IDC's numbers for Windows 10 adoption were substantially higher than those produced by Internet analytics sources, which measure OS usage by mining data culled from Web traffic. For example, Irish vendor StatCounter pegged Windows 10's September usage share in the U.S. at 9% of all OSes, or less than a third of the IDC survey result.

Another source, the Digital Analytics Program (DAP), put Windows 10's share for September at a slightly higher 9.2% of all operating systems. DAP collects and collates visits to more than 4,000 websites on over 400 different domains maintained by U.S. government agencies, including some, like the U.S. Citizenship and Immigration Services (USCIS), that attract non-U.S. residents. The bulk of the traffic DAP measures, however, is domestic.

Tom Mainelli, one of two IDC analysts who authored a report on the survey results, acknowledged that online polls like Survata's typically skew more toward early adopters -- who would presumably be likelier to snatch up Windows 10 -- than one conducted through phone interviews.
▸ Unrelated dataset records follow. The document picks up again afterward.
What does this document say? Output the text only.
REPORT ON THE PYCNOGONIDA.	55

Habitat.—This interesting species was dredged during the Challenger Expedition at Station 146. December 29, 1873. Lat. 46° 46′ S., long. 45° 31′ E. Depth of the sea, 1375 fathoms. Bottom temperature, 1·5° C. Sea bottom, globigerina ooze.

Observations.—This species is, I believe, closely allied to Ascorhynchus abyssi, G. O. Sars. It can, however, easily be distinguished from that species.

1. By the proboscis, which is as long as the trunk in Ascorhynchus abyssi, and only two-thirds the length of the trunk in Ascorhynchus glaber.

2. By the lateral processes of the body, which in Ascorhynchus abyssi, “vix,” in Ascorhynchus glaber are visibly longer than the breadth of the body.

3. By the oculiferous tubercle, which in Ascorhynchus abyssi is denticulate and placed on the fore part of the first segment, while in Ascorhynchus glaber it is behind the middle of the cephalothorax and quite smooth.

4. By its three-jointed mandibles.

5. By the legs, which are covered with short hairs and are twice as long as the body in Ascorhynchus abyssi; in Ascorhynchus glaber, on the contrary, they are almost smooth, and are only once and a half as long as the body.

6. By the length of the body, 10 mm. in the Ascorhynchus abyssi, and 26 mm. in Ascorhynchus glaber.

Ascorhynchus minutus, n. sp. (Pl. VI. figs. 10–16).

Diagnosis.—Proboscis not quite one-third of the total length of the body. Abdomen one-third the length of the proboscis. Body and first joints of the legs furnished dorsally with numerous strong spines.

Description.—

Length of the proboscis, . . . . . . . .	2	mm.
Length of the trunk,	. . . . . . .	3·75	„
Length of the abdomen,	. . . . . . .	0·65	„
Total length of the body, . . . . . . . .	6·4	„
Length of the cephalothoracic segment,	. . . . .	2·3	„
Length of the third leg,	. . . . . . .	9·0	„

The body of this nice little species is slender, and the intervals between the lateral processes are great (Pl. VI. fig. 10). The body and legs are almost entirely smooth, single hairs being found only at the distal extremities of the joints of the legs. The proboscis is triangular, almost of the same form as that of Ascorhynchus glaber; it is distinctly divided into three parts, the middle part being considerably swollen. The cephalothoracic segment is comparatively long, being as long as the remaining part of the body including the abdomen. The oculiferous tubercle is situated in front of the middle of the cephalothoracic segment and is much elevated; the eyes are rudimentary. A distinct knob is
But he defended the findings. "What the report shows is that 30% of the respondents in this survey claimed to be running Windows 10," Mainelli said in an email reply to questions [emphasis in original]. "As with any consumer survey, it's not possible to verify what they're claiming."

Almost half -- about 45% -- of those who said they had a Windows 10-powered machine said they had obtained the OS by clicking on the notification app Microsoft planted on their current PC. An amazing 37% said they had been part of the public beta program Microsoft runs, dubbed "Windows Insider," and upgraded to the final code when it became available in late July.

Mainelli said it was impossible to know whether the consumers who claimed to have been Insiders had actually been participants, or simply thought they were because they had downloaded the upgrade soon after its launch.

In early July, about four weeks before Windows 10 debuted, Microsoft claimed that there were 5 million registered users in the Insider program.

Only about 5% of those surveyed said they had bought a retail copy of Windows 10 and used that to do a "clean" install -- wiping the system's hard drive, then installing the OS -- while the same percentage said they'd gotten Windows 10 on a new PC they had bought or been given.

The latter figure, as well as other results from the poll, confirmed the suspicions of most analysts, including IDC's, that Windows 10 wouldn't spur new PC sales. Fewer than 3% of the respondents told the pollster that their upbeat opinion of Windows 10 meant they had accelerated their timetable to buy a new system. Meanwhile, more than half said that Windows 10 had had no impact on their purchase plans, and that they weren't planning on buying a new PC.

"The poll shows that people using Windows 10 like it, which is a positive," Mainelli said. "And this survey shows that while many consumers have embraced Windows 10, they're not necessarily buying new systems to get it."

IDC's end-of-year PC shipment report, released Tuesday, estimated that the global industry contracted another 10% in 2015, although the decline was substantially less -- about 3% -- in the U.S. for the year.